Six years ago, Michael McCord offered a dire warning in the first part of his Real America saga, and this second installment, End Times: More Great Adventures in Real America, is disturbingly relevant and eerily recognizable.
The story centers around an alternate American universe that combines the best elements of an organized crime syndicate, a racist death cult, and an “every man for himself” philosophy. With a deplorable demagogue, Lawrence C. “Demon Seed” Bowie, at the head of this twisted new order, it’s impossible not to see the parallels between this outlandish story and the political reality of modern America.
It’s said that reality is starting to outpace satire: if the current political climate were put into fiction, readers wouldn’t find it believable. McCord manages to avoid this quandary by making a novel that is entertaining and insightful on its own terms, adding a new interpretation of the strange drama unfolding before us.
Even though readers will immediately see the parallels between McCord’s America and the one of today, the storyline is just outlandish enough to offer renewed perspective on the current political moment, so this off-the-rails novel edges closer to disturbing than dismissible. A few years ago, this satire of American politics might have been labeled clumsy or hyperbolic, but with every passing news cycle, the content and tone of this book seem more dialed in the direction of the United States today.
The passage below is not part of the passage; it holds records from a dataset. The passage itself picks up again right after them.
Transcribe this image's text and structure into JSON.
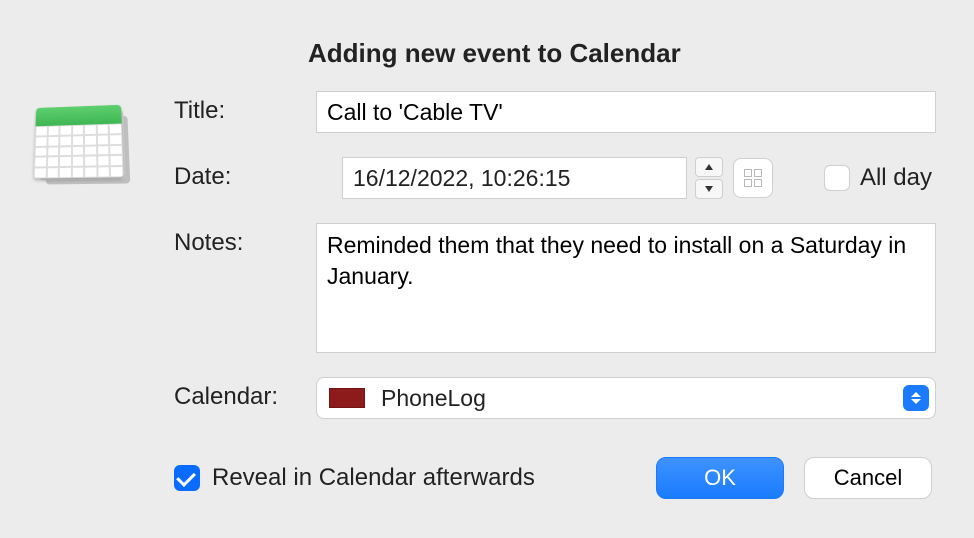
{
  "heading": "Adding new event to Calendar",
  "labels": {
    "title": "Title:",
    "date": "Date:",
    "notes": "Notes:",
    "calendar": "Calendar:",
    "all_day": "All day",
    "reveal": "Reveal in Calendar afterwards"
  },
  "fields": {
    "title_value": "Call to 'Cable TV'",
    "date_value": "16/12/2022, 10:26:15",
    "notes_value": "Reminded them that they need to install on a Saturday in January.",
    "calendar_selected": "PhoneLog",
    "calendar_color": "#8e1b1b",
    "all_day_checked": false,
    "reveal_checked": true
  },
  "buttons": {
    "ok": "OK",
    "cancel": "Cancel"
  }
}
So the novel manages to be distressingly realistic, which exemplifies just how far down the rabbit hole the political situation has gone.
From the pro-white rhetoric and childish name-calling, to proposed race wars against moocher-liberal-feminists, there are moments on nearly every page that will snap your brain to a recent headline. The supporting characters are hilarious and bizarrely original: the master psychic spy handler or the disapproving mother of the new American Emperor walk an impressively fine line between character and caricature.
Importantly, this isn’t just a thinly veiled manifesto of hate for Donald Trump and MAGA followers – though the above may suggest otherwise, and the novel will certainly be more immediately appealing to readers of a certain political stripe. But there are also important conversations about power, justice, economics, and international cooperation that play out in these pages. This type of reactionary writing is precisely what social revolutions have been built on in the past.
The juxtaposition of Old America vs. Real America can be somewhat reductive, and there is a slight lack of nuance in some of the allegorical elements of this story, but it generally offers a kind of tongue-in-cheek catharsis. The tiny details are what make the book hum with energy and snark, including the “Guardians of Galt,” an Ayn Rand reference describing the most elite of the super rich in this horror show of America.
The language of the book is simple and straightforward, with limited need for flowering descriptions or long philosophical pieces of narration. The ideas of this book are flung across the room between characters, or spewed directly into microphones, giving the prose a visceral and immediate relevance. Ultimately, McCord’s latest book declares that the time for delicate social commentary has come to an end, and End Times offers an intelligent and incisive shot across the bow.